We know, of course, that it was indeed a claim of deity, and also a prediction of Jesus’ death and resurrection! The Jewish council was about to help fulfill that very claim!
Jesus kept quiet during His trial, a silent testimony of the absurdity of what was happening. Finally, in desperate frustration, the high priest directly questioned Jesus in a customary manner by which Jesus was obligated to respond. Was He the Messiah and Son of God?
Jesus replied that He was, and even quoted an Old Testament messianic prophecy as being a reference to Himself. Finally they had what they wanted. He was indeed guilty of claiming to be divine, and they found Him guilty of blasphemy, just as the majority had hoped. They hated Him passionately. As if in celebration of their victory, they began mocking, hitting, slapping, and spitting on Him. They had found God guilty of claiming to be Himself!
Peter, who had followed at a distance behind the mob who arrested Jesus, then gained entrance into the courtyard of the high priest’s house. He was questioned three times by bystanders about his association with Jesus. Each time Peter denied knowing Him. Close to daybreak, he denied Jesus the third time, just as a rooster crowed. Although he had declared a few hours before that he was ready to die for Jesus, his words proved to be only boasts, just as Jesus had predicted. When Peter realized what he’d done, denying his Lord, he went away, crying bitter tears.
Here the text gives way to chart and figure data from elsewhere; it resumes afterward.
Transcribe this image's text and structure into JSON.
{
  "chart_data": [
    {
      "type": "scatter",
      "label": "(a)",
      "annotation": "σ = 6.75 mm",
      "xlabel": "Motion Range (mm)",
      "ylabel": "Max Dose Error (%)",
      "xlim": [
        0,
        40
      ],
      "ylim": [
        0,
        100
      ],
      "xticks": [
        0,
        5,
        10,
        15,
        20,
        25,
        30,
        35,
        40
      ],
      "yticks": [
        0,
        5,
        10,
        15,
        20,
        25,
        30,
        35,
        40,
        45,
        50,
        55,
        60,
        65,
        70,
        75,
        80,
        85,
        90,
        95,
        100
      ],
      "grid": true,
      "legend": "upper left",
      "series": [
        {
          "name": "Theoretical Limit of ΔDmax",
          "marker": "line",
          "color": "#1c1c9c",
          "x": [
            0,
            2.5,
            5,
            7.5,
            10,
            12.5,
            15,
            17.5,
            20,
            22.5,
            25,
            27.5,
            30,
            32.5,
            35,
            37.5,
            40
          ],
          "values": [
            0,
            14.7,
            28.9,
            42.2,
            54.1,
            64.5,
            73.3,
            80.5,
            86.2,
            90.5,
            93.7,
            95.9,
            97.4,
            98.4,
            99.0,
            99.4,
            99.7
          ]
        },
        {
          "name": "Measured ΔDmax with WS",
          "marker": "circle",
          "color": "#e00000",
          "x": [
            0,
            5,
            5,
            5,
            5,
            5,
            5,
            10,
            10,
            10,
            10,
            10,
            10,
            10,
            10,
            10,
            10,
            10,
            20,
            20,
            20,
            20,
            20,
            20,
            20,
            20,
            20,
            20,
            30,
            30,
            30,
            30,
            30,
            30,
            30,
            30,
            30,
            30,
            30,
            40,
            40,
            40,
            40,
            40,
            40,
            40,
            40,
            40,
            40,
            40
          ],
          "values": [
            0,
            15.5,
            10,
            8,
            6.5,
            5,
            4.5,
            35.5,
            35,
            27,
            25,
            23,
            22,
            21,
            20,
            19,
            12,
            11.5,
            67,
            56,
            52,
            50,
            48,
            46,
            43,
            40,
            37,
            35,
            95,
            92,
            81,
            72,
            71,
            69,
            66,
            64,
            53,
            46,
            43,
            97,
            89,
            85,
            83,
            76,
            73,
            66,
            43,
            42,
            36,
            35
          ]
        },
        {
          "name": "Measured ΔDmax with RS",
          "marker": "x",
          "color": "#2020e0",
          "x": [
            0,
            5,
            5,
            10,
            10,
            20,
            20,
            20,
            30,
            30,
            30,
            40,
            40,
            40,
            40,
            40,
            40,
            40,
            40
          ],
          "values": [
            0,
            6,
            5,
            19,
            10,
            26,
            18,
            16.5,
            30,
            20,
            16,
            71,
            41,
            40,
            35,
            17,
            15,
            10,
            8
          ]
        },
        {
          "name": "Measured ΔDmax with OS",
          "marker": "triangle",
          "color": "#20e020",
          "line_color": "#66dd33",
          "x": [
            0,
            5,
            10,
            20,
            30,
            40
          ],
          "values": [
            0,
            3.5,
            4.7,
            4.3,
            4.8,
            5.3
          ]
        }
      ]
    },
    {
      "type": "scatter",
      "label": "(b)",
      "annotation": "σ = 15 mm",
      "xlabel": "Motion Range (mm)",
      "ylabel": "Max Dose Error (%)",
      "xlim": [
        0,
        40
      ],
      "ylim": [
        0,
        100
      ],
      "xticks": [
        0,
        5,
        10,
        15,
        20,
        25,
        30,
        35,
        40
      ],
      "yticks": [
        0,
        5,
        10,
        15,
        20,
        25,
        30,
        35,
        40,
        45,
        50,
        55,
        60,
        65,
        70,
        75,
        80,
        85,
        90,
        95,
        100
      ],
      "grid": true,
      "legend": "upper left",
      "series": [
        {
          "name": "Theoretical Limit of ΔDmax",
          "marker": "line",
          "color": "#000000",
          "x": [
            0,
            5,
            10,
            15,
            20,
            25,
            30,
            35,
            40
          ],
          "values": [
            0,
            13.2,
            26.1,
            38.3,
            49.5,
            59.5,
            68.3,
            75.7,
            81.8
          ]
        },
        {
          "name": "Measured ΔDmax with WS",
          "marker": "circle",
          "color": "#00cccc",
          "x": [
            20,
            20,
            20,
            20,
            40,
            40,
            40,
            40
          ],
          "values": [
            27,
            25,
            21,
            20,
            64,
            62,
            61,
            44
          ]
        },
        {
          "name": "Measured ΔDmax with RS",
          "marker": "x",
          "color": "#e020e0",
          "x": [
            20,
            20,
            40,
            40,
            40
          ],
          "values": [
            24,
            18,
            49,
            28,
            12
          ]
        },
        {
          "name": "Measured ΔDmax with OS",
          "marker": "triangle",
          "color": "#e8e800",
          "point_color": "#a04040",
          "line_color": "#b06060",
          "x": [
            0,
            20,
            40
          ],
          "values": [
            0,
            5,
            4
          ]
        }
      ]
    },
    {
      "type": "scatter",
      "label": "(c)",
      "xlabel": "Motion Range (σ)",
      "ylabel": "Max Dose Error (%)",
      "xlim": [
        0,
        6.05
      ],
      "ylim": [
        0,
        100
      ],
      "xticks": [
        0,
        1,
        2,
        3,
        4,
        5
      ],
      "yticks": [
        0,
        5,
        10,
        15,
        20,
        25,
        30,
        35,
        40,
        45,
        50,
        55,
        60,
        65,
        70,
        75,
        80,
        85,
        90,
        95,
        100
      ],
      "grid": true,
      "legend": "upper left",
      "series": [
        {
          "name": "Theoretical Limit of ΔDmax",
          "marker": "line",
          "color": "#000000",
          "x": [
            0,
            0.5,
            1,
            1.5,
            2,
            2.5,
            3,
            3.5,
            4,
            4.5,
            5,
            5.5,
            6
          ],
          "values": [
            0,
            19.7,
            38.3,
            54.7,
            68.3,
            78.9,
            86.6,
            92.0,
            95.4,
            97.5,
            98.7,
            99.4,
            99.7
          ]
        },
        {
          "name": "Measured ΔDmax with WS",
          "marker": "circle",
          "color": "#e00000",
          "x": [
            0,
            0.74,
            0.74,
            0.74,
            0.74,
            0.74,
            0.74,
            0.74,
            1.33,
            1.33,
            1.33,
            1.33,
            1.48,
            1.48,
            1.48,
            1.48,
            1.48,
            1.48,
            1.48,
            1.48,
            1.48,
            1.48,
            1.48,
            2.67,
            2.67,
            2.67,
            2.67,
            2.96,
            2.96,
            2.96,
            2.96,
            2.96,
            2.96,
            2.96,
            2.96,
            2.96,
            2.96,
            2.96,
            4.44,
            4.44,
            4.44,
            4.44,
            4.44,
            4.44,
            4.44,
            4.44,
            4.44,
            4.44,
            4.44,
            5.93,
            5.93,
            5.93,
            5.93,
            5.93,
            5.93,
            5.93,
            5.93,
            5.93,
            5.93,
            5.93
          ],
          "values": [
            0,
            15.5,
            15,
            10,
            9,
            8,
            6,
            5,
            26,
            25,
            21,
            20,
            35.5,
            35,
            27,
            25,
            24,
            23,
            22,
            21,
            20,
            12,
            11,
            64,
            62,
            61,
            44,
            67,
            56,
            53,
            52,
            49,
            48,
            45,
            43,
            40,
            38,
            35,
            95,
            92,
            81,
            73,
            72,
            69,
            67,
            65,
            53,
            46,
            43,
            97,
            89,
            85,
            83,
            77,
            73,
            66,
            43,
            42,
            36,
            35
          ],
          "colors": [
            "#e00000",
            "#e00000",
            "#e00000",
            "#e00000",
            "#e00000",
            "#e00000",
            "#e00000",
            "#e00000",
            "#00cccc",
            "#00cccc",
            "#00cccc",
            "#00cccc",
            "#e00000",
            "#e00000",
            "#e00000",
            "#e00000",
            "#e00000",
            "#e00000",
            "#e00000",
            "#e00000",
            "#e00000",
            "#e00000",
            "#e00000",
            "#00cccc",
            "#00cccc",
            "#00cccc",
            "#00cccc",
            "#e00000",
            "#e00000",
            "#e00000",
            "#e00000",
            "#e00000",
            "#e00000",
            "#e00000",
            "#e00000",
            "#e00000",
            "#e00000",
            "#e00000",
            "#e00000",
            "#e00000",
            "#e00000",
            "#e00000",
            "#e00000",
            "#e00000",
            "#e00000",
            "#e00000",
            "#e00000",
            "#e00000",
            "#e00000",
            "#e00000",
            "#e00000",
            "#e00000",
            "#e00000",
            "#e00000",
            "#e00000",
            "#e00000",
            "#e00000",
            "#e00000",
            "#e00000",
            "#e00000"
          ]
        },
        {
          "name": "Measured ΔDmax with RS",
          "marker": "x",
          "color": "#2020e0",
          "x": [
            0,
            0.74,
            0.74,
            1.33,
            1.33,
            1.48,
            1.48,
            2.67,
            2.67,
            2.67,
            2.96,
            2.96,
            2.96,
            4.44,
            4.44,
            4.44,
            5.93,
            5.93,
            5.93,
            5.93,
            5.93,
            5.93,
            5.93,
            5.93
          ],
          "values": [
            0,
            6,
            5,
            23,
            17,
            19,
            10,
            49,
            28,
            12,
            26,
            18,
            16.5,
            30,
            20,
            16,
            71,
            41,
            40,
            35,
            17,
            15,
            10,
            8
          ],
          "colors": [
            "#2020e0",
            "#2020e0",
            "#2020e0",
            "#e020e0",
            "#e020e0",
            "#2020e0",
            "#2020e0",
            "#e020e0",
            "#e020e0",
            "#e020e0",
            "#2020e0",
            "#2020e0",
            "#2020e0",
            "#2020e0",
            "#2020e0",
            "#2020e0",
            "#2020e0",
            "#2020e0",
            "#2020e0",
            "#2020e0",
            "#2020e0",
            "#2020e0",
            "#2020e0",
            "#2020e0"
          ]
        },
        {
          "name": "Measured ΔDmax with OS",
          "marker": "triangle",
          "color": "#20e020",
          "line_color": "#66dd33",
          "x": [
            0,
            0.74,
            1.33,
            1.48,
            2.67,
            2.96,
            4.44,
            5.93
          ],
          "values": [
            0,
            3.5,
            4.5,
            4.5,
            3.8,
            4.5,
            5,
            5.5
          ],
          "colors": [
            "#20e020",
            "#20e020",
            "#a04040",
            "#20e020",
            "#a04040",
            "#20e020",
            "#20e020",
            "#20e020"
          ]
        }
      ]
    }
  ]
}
Jesus knew Peter better than he knew himself.
Q. Why didn’t the Jewish council, upon reaching their verdict of blasphemy, immediately execute Jesus by stoning Him, as Jewish law required?
A. The Jews were under the authority of the occupying Roman government. Although they were permitted by the Roman government to put their own people on trial and punish them, they were not permitted to execute anyone without Roman permission (see John 18:29-31). Had this not been the case, they would have stoned Jesus immediately. We know, however, that the Old Testament predicted that the Messiah would die by crucifixion rather than stoning.
Q. What was it that made some of the bystanders suspicious that Peter was one of Jesus’ disciples?
A. His accent revealed that he was from Galilee, the region where Jesus lived most of His life. Jesus, too, probably spoke with a Galilean accent.
Application: Jesus obviously believed that He was the Messiah and Son of God, because He was willing to die for His belief. Had He denied it at His trial, He probably would have escaped crucifixion. This destroys the foolish theory that Jesus was only playing a game, pretending to be someone He knew He wasn’t. Had that been the case, Jesus would have declared an end to the game at His trial before it cost Him His life.